The main thrust of the new trend in the World Bank's policy-based lending relates to the market-oriented approach to development problems. At a general level, there is widespread agreement on the need for developing countries with mixed or market-oriented economies to ensure appropriate incentive structures to economic agents, secure adequate rates of domestic savings and productive investment and maintain appropriate levels of real exchange rates. The operational implications are, however, much less clear and there is much debate concerning the relative importance of the variables targeted under this approach, such as the role of price incentives versus the removal of non-price impediments in stimulating agricultural production; the emphasis on export promotion versus import substitution; the role of interest rates in raising the savings rate; the impact of changes in the external environment on the domestic policy framework. More controversial aspects under this approach are the respect roles of and balance between public and private sector involvement in economic activities, government policies toward foreign investment and income distribution.

Incidence 
Aid, especially debt relief, to developing countries may only be made available under conditions whereby the country subjects itself to the constraints of an IMF programme. The constraints tend to be such as to prevent the countries maintaining growth, where priority is given by the IMF to restore imbalances of payments at all costs, even when such imbalances are of a short-term character. Since the creditworthiness of developing countries is evaluated by the World Bank (and by commercial banks) on the basis of a country's standing with the IMF, failure to enter into such agreement deprives a country of access to other sources of finance. Issues of policy cross-conditionality associated with Bank-supported adjustment programmes include: the adequacy of the policy package itself, the timing and sequencing of the programmes, and the collaboration between the Bank and the IMF.

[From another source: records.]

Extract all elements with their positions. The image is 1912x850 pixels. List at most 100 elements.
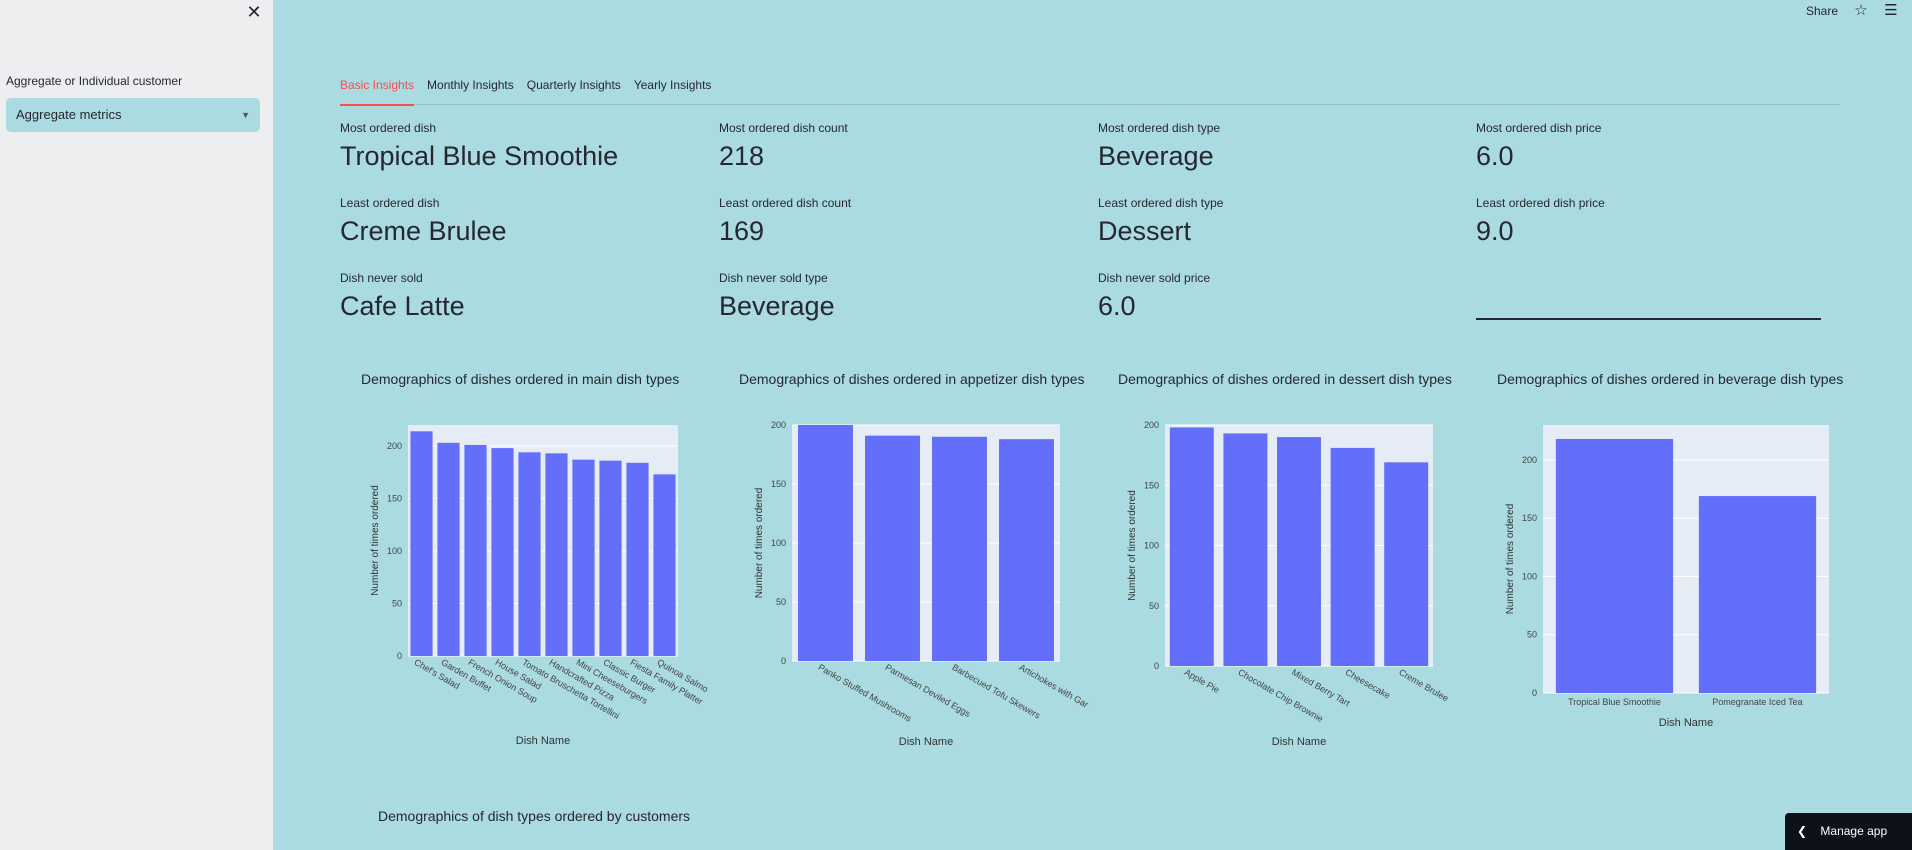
bar[interactable] — [932, 436, 987, 661]
metric-most-ordered-dish-count: Most ordered dish count 218 — [719, 121, 848, 172]
metric-label: Least ordered dish count — [719, 196, 852, 210]
metric-value: Tropical Blue Smoothie — [340, 141, 619, 171]
metric-label: Most ordered dish count — [719, 121, 848, 135]
bar[interactable] — [518, 452, 541, 656]
bar[interactable] — [1698, 496, 1817, 693]
tab-quarterly-insights[interactable]: Quarterly Insights — [526, 78, 621, 92]
bar[interactable] — [1277, 437, 1321, 666]
y-tick-label: 150 — [1522, 513, 1537, 523]
chart-title-appetizer: Demographics of dishes ordered in appeti… — [739, 371, 1085, 387]
metric-label: Least ordered dish type — [1098, 196, 1224, 210]
chart-title-beverage: Demographics of dishes ordered in bevera… — [1497, 371, 1844, 387]
bar[interactable] — [572, 459, 595, 656]
metric-label: Most ordered dish — [340, 121, 437, 135]
metric-value: 9.0 — [1476, 216, 1514, 246]
bar[interactable] — [798, 425, 853, 661]
y-tick-label: 150 — [1144, 480, 1159, 490]
x-axis-title: Dish Name — [1272, 736, 1326, 748]
metric-least-ordered-dish-count: Least ordered dish count 169 — [719, 196, 851, 247]
metric-value: Cafe Latte — [340, 291, 465, 321]
metric-dish-never-sold-price: Dish never sold price 6.0 — [1098, 271, 1210, 322]
bar[interactable] — [1223, 433, 1268, 666]
metric-dish-never-sold: Dish never sold Cafe Latte — [340, 271, 465, 322]
metric-label: Dish never sold type — [719, 271, 828, 285]
bar[interactable] — [437, 442, 460, 656]
customer-mode-select-value: Aggregate metrics — [16, 107, 122, 122]
metric-label: Least ordered dish — [340, 196, 440, 210]
x-axis-title: Dish Name — [1659, 717, 1713, 729]
y-axis-title: Number of times ordered — [754, 488, 765, 599]
bar[interactable] — [464, 444, 487, 656]
y-tick-label: 100 — [1144, 541, 1159, 551]
metric-value: Creme Brulee — [340, 216, 507, 246]
customer-mode-label: Aggregate or Individual customer — [6, 74, 183, 88]
header-actions: Share ☆ ☰ — [1806, 0, 1912, 22]
y-tick-label: 200 — [1144, 420, 1159, 430]
y-tick-label: 200 — [771, 420, 786, 430]
metric-label: Least ordered dish price — [1476, 196, 1605, 210]
insights-tabs: Basic Insights Monthly Insights Quarterl… — [340, 78, 1840, 106]
customer-mode-select[interactable]: Aggregate metrics ▼ — [6, 98, 260, 132]
x-tick-label: Cheesecake — [1344, 667, 1392, 701]
chart-beverage-dishes: 0 50 100 150 200 Tropical Blue Smoothie Pomegr… — [1505, 425, 1829, 729]
star-icon[interactable]: ☆ — [1854, 2, 1868, 19]
metric-most-ordered-dish-type: Most ordered dish type Beverage — [1098, 121, 1220, 172]
x-tick-label: Tropical Blue Smoothie — [1568, 697, 1661, 707]
bar[interactable] — [865, 435, 920, 661]
x-tick-label: Creme Brulee — [1397, 667, 1450, 703]
bar[interactable] — [999, 439, 1054, 661]
bar[interactable] — [410, 431, 433, 656]
y-axis-title: Number of times ordered — [1505, 504, 1516, 615]
y-tick-label: 50 — [1527, 630, 1537, 640]
bar[interactable] — [599, 460, 622, 656]
metric-value: Beverage — [1098, 141, 1214, 171]
y-tick-label: 50 — [1149, 601, 1159, 611]
hamburger-menu-icon[interactable]: ☰ — [1884, 2, 1898, 19]
y-tick-label: 100 — [387, 546, 402, 556]
metrics-divider — [1476, 318, 1821, 320]
bar[interactable] — [626, 462, 649, 656]
metric-dish-never-sold-type: Dish never sold type Beverage — [719, 271, 835, 322]
metric-value: 218 — [719, 141, 765, 171]
bar[interactable] — [1169, 427, 1214, 666]
metric-label: Dish never sold — [340, 271, 423, 285]
y-axis-title: Number of times ordered — [1127, 490, 1138, 601]
tab-yearly-insights[interactable]: Yearly Insights — [633, 78, 712, 92]
bar[interactable] — [1330, 447, 1375, 666]
chart-title-dessert: Demographics of dishes ordered in desser… — [1118, 371, 1452, 387]
bar[interactable] — [491, 448, 514, 656]
metric-least-ordered-dish-price: Least ordered dish price 9.0 — [1476, 196, 1605, 247]
metric-value: 169 — [719, 216, 765, 246]
close-icon[interactable]: ✕ — [246, 2, 262, 22]
metric-most-ordered-dish: Most ordered dish Tropical Blue Smoothie — [340, 121, 618, 172]
tab-basic-insights[interactable]: Basic Insights — [340, 78, 415, 106]
tab-monthly-insights[interactable]: Monthly Insights — [427, 78, 514, 92]
share-button[interactable]: Share — [1805, 4, 1838, 18]
metric-value: 6.0 — [1098, 291, 1136, 321]
bar[interactable] — [1555, 438, 1674, 693]
y-tick-label: 0 — [397, 651, 402, 661]
dish-types-by-customers-title: Demographics of dish types ordered by cu… — [378, 808, 691, 824]
manage-app-button[interactable]: ❮ Manage app — [1785, 813, 1912, 850]
x-axis-title: Dish Name — [516, 735, 570, 747]
sidebar: ✕ Aggregate or Individual customer Aggre… — [0, 0, 273, 850]
metric-value: Dessert — [1098, 216, 1192, 246]
bar[interactable] — [545, 453, 568, 656]
y-tick-label: 100 — [1522, 571, 1537, 581]
y-tick-label: 0 — [781, 656, 786, 666]
chevron-left-icon: ❮ — [1797, 824, 1808, 838]
x-tick-label: Apple Pie — [1183, 667, 1221, 695]
y-tick-label: 0 — [1532, 688, 1537, 698]
bar[interactable] — [653, 474, 676, 656]
bar[interactable] — [1384, 462, 1429, 666]
y-tick-label: 150 — [771, 479, 786, 489]
x-tick-label: Artichokes with Gar — [1018, 662, 1091, 710]
metric-label: Most ordered dish price — [1476, 121, 1602, 135]
metric-label: Most ordered dish type — [1098, 121, 1221, 135]
manage-app-label: Manage app — [1820, 824, 1888, 838]
y-tick-label: 150 — [387, 494, 402, 504]
metric-least-ordered-dish: Least ordered dish Creme Brulee — [340, 196, 507, 247]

In addition to the character and nature of the measures themselves, issues relating to the timing and phasing of implementation may also have negative consequences. The requirement of rapid major structural reforms and balance-of-payments adjustment may be beyond the reach of most poorer countries; political and administrative systems may not be adequate to deal with the speed at which the formulation and implementation of policy changes is advocated. There are also questions relating to policy sustainability: rigid policies phased over an insufficient time period enhance the potential for slippage.

A further specific issue is that of interdependent cross-conditionality, a situation where both the Bank and the Fund select the same policy instrument (eg the exchange rate) as the key element in their respective programmes. Developing countries seeking financial assistance are then exposed to concerted pressure and suffer from negative consequences of inter-agency cooperation.

The expansion of the World Bank's policy-based lending and the establishment of the IMF's Structural Adjustment Facility has led to a more intensive collaboration between the two institutions and the division of labour between them is no longer clear-cut. Although formal cross-conditionality does not occur between the Bretton Woods institutions, informal cross-conditionality arises in a number of cases, especially through the linkage between World Bank policy-based lending and IMF standby arrangements. In fact only three of all the World Bank sector loans approved from 1979 through 1985 occurred in countries where an IMF stabilization programme was not in place. The IMF compensatory financing facility was redesigned in 1982 from a more liberal low-conditionality form to a high-conditionality form.

Counter-claim 
Where IMF adjustment programmes involve the cutting back of production and income, sacrificing growth, this is not due to any IMF predisposition to favour the adoption of deflationary measures but rather to limitations on the external resources available to the countries concerned.